Bu sorunun cevabını öğrenme fırsatını henüz bulamadım çünkü hâlâ sabah kalkıp sıkıcı ve ‘mecburi’ davetine icabet etmem gereken bir okulum ve akşama kadar duvarındaki saate daldığım -uydurma, her daim dersi dinlersin- bir sınıfta zihnime çivilemem gereken bir yığın bilgi var. Hoş, bu anlattıklarım her ne kadar okuldan bezmiş bir yeniyetmenin dillendirdiği abukluklar gibi görünse de benim için -garip belki ama- en devasa duvar bu ve ben, ne denli uğraşsam, didinsem de bu gerçekliği bir türlü aklımdan sökemiyor, ondan sıyrılamıyorum.
Ne kadar manasız, değil mi? Seneler geçse, hatta bazı hakikatlerin ayrımına varsam bile o sıkılgan tavrım bir türlü değişmiyor. Kendimi ne zaman yoklasam, bir parça içimi dinlemeye kalkışsam -bundan vazgeçebiliyor muyum ki?- içine gömüldüğüm bu bataklıktan kurtulmak için bir yerlere tutunmak ister buluyorum kendimi. Gülme, sevgili okur. Aklından geçenleri tek tek dökebilirim sana. Evet, bunlar o “gerçek” yaşamdaki kavganın yanında ne ki, değil mi? Keşke benim yerimde olsan da o içinde bulunduğun keşmekeşten kurtulsan, değil mi? Evet, biliyorum ama bilmek, şu sızlanmalarımı dindirmeyecek, ne yapalım, kaderimiz bu olsun.

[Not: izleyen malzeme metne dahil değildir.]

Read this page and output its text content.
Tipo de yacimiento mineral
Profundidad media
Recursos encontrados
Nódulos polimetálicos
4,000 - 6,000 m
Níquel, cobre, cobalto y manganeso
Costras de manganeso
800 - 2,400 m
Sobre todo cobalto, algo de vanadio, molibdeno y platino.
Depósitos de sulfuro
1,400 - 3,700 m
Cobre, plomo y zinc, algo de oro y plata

Hâlbuki -kötü bir bağlama, affola- nasıl denir, çalışkanım; öğretmenlerin sevdiği, onlara göre pek bir “olgun” bir öğrenciyim. Hatta edebiyatı, felsefeyi seviyorum ya biraz, -ne kadar bildiğim, bildiğimi sandığım da meçhul- belki bir parça daha öne itekliyor bu durum beni. Oysa ben, önde olmak, herkesin sevdiği, örnek gösterilen bir öğrenci olmak istemiyorum. Oğuz Atay şöyle bir cümle kurmuştu vakti zamanında: “Sınıfta tahtaya kalktığım zaman, gene, şiirleri en iyi ben okuyordum; çünkü öğrenmiştim en çok bağıranın en iyi şiir okumuş sayıldığını.” Bize bağırmamızı tembihliyorlar, efendiler! Avaz avaz bağıranın kazanacağını söylüyorlar. Kazanmak buysa, birilerinin sesini bastırmaksa buna canı gönülden bağlı olmamızı, hatta bunun devamlılığı için çanak tutmamızı bizden nasıl bekliyorlar?
Bütün bunlar, günlük yaşamın içinde bir biçimde kendisine yol açan ama bir vakit sonra, ufak bir silkinme anında yitiveren küçük detaylar. Yaşam, gerçekten bu kadar basit mi? Onların iddia ettiği gibi; iyi bir puan, iyi bir üniversite, şirketler, bankalar, beyaz yakalılar. Bilemiyorum.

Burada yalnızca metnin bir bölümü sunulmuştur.